HETDEX will search a large region of the sky that overlaps the Big Dipper. While the Dipper's stars are only a few dozen light-years away, though, the galaxies that HETDEX will target are around 10 billion light-years away. Image via Tim Jones/ McDonald Observatory.

In the Dark Energy Experiment, the telescope will search an area of northern sky overlapping the Big Dipper asterism. This part of the sky is above the plane of our Milky Way galaxy, which is filled with clouds of gas and dust that would otherwise block the view of distant galaxies. While the Dipper’s stars are only a few dozen light-years away, the galaxies targeted in this project are around 10 billion light-years away. Image via Tim Jones/ McDonald Observatory.

But the heart of the upgrade to the telescope – and what makes the Dark Energy Experiment possible – are the spectrographs. A suite of 150 spectrographs is being mounted on the Hobby-Eberly Telescope. Using 34,000 optical fibers, they’ll be wired into the focal plane of the telescope. When the project begins in 2016, these spectrographs – used to split light into its individual wavelengths – will enable astronomers to map the three-dimensional positions of one million galaxies.

The HETDEX website explained more about what will be studied in the Dark Energy Experiment:

HETDEX will study baryonic acoustic oscillations — ‘sound waves’ from the first 400,000 years of the universe.

In those early years, the universe was a dense ‘soup’ of particles of matter and particles of energy. Disturbances created sound waves that rippled across the dense universe. At 400,000 years, the universe became cool and thin enough that the ripples created during the Big Bang became frozen at a unique size. Special telescopes on the ground and in space have measured the ‘crests’ of the ripples in the early universe, like the peaks of the waves that roll away from a stone thrown into a pond.

The peaks of these waves formed a basic yardstick. As the universe has expanded, that yardstick is maintained, although it grows with the expanding universe.

HETDEX will find this yardstick by measuring the distances between galaxies at different times in the early universe. Careful mathematical analysis of its map of distant galaxies will reveal how the yardstick changed with time, telling us the size of the universe at different epochs.

Comparing the size and expansion rate at different times in the history of the universe, which are influenced to different degrees by the ‘repulsive’ force of dark energy, will reveal the true nature of dark energy.

More details about HETDEX science in this recent article by Eric Berger at arstechnica.com

What other projects are probing dark energy? The Hobby-Eberly Telescope Dark Energy Experiment is not the only ongoing project designed to probe the mysteries of dark energy. The Dark Energy Survey at Cerro Tololo Inter-American Observatory in Chile is also designed to help understand this mysterious, yet pervasive force.

More than 120 scientists from 23 institutions in the United States, Spain, the United Kingdom, Brazil, and Germany are working on it. They’re using a highly sensitive 570-Megapixel digital camera, which they call DECam, mounted on a 4-meter telescope at Cerro Tololo, to measure the expansion of the universe.

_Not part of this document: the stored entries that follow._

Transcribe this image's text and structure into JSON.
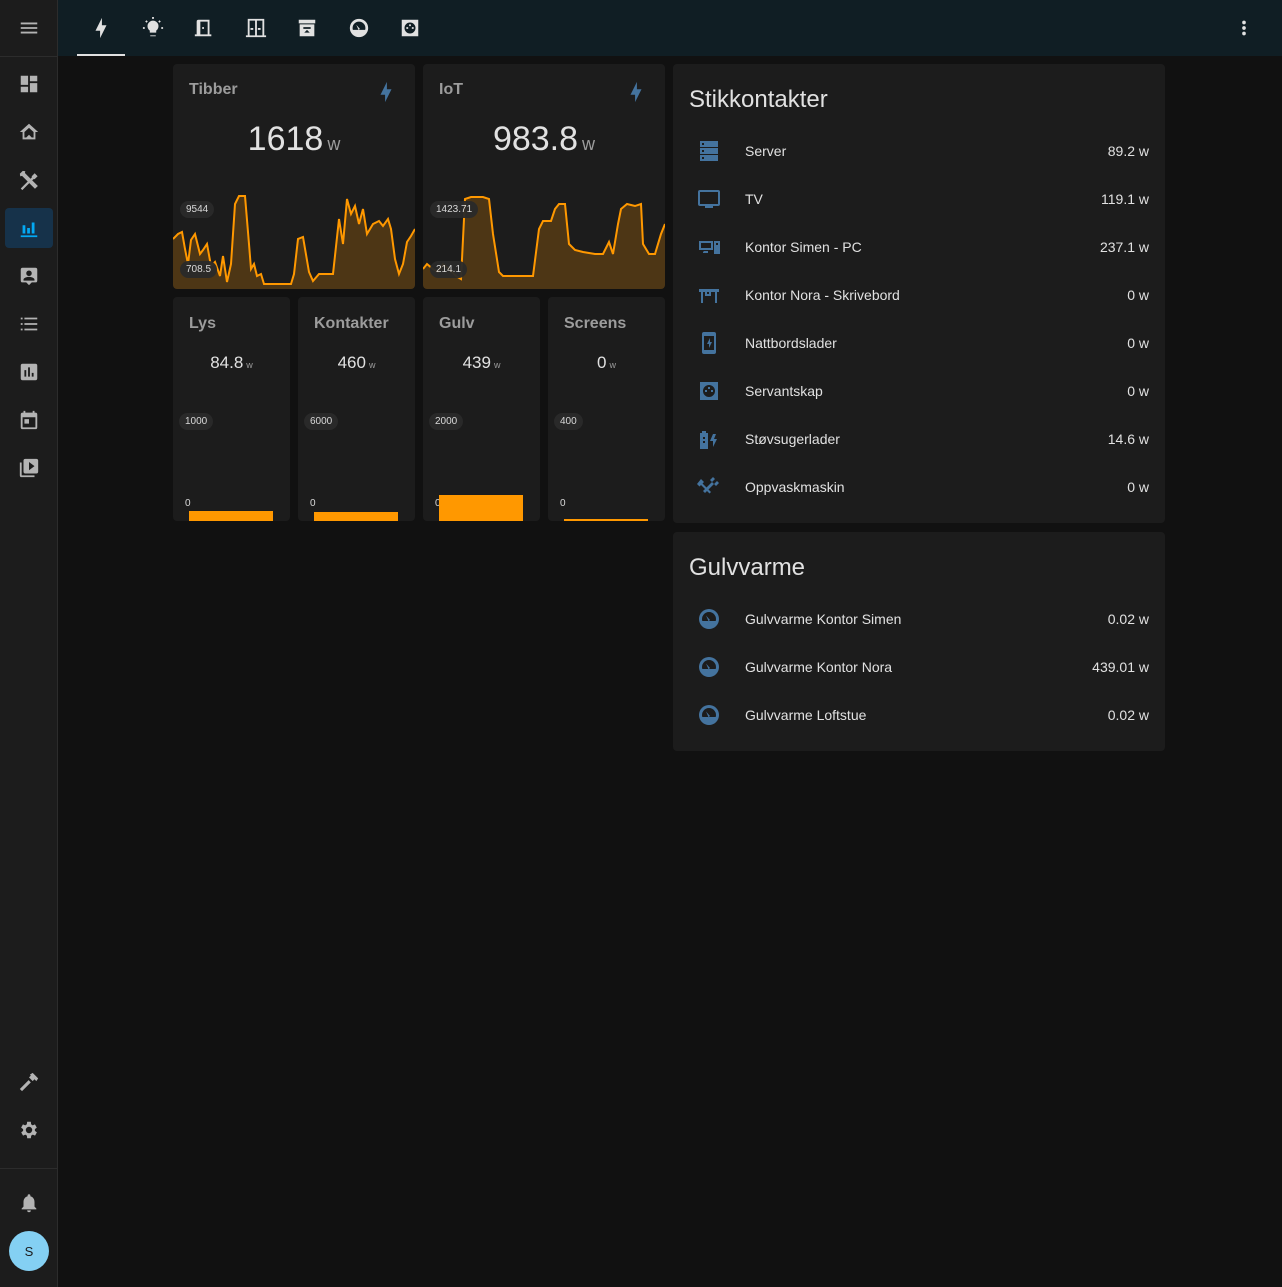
{
  "sidebar": {
    "items": [
      {
        "icon": "menu-icon"
      },
      {
        "icon": "dashboard-icon"
      },
      {
        "icon": "home-icon"
      },
      {
        "icon": "tools-icon"
      },
      {
        "icon": "energy-chart-icon"
      },
      {
        "icon": "contacts-icon"
      },
      {
        "icon": "list-icon"
      },
      {
        "icon": "history-icon"
      },
      {
        "icon": "calendar-icon"
      },
      {
        "icon": "media-icon"
      }
    ],
    "bottom": [
      {
        "icon": "hammer-icon"
      },
      {
        "icon": "gear-icon"
      },
      {
        "icon": "bell-icon"
      }
    ],
    "avatar_initial": "S",
    "active_color": "#03a9f4"
  },
  "header": {
    "tabs": [
      {
        "icon": "lightning-icon",
        "active": true
      },
      {
        "icon": "lightbulb-icon"
      },
      {
        "icon": "door-icon"
      },
      {
        "icon": "window-icon"
      },
      {
        "icon": "archive-icon"
      },
      {
        "icon": "gauge-icon"
      },
      {
        "icon": "power-socket-icon"
      }
    ],
    "menu_icon": "dots-vertical-icon"
  },
  "cards": {
    "tibber": {
      "name": "Tibber",
      "value": "1618",
      "unit": "w",
      "max": "9544",
      "min": "708.5"
    },
    "iot": {
      "name": "IoT",
      "value": "983.8",
      "unit": "w",
      "max": "1423.71",
      "min": "214.1"
    },
    "lys": {
      "name": "Lys",
      "value": "84.8",
      "unit": "w",
      "max": "1000",
      "min": "0",
      "fraction": 0.0848
    },
    "kontakter": {
      "name": "Kontakter",
      "value": "460",
      "unit": "w",
      "max": "6000",
      "min": "0",
      "fraction": 0.0767
    },
    "gulv": {
      "name": "Gulv",
      "value": "439",
      "unit": "w",
      "max": "2000",
      "min": "0",
      "fraction": 0.2195
    },
    "screens": {
      "name": "Screens",
      "value": "0",
      "unit": "w",
      "max": "400",
      "min": "0",
      "fraction": 0.0
    }
  },
  "stikkontakter": {
    "title": "Stikkontakter",
    "rows": [
      {
        "icon": "server-icon",
        "name": "Server",
        "value": "89.2 w"
      },
      {
        "icon": "tv-icon",
        "name": "TV",
        "value": "119.1 w"
      },
      {
        "icon": "desktop-pc-icon",
        "name": "Kontor Simen - PC",
        "value": "237.1 w"
      },
      {
        "icon": "desk-icon",
        "name": "Kontor Nora - Skrivebord",
        "value": "0 w"
      },
      {
        "icon": "phone-charging-icon",
        "name": "Nattbordslader",
        "value": "0 w"
      },
      {
        "icon": "power-socket-icon",
        "name": "Servantskap",
        "value": "0 w"
      },
      {
        "icon": "battery-charging-icon",
        "name": "Støvsugerlader",
        "value": "14.6 w"
      },
      {
        "icon": "dishwasher-icon",
        "name": "Oppvaskmaskin",
        "value": "0 w"
      }
    ]
  },
  "gulvvarme": {
    "title": "Gulvvarme",
    "rows": [
      {
        "icon": "gauge-icon",
        "name": "Gulvvarme Kontor Simen",
        "value": "0.02 w"
      },
      {
        "icon": "gauge-icon",
        "name": "Gulvvarme Kontor Nora",
        "value": "439.01 w"
      },
      {
        "icon": "gauge-icon",
        "name": "Gulvvarme Loftstue",
        "value": "0.02 w"
      }
    ]
  },
  "colors": {
    "accent": "#ff9800",
    "icon": "#44739e",
    "card": "#1c1c1c",
    "background": "#111111"
  }
}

That 5-year project began in 2013 and is surveying the southern, not the northern sky.

Inside the Hobby-Eberly Telescope.  Image via McDonald Observatory.

Inside the Hobby-Eberly Telescope. Image via Ethan Tweedle Photography..

Hobby-Eberly Telescope in the Davis Mountains of West Texas.  Photo: Bill Nowlin Photography via McDonald Observatory.

Hobby-Eberly Telescope in the Davis Mountains of West Texas. Via Bill Nowlin Photography and McDonald Observatory.

Bottom line: Hold onto your hats. We’re about to get some answers on the puzzle of dark energy, the mysterious theoretical ‘repulsive force’ in our universe. According to known cosmology, the expansion of the universe should be slowing down. But it’s not. It’s speeding up. The Hobby-Eberly Telescope Dark Energy Experiment will survey a million galaxies to learn with unprecedented precision how the expansion rate of the universe has changed over time. Its result will be actual observational data that will be used in tests of dark energy theories.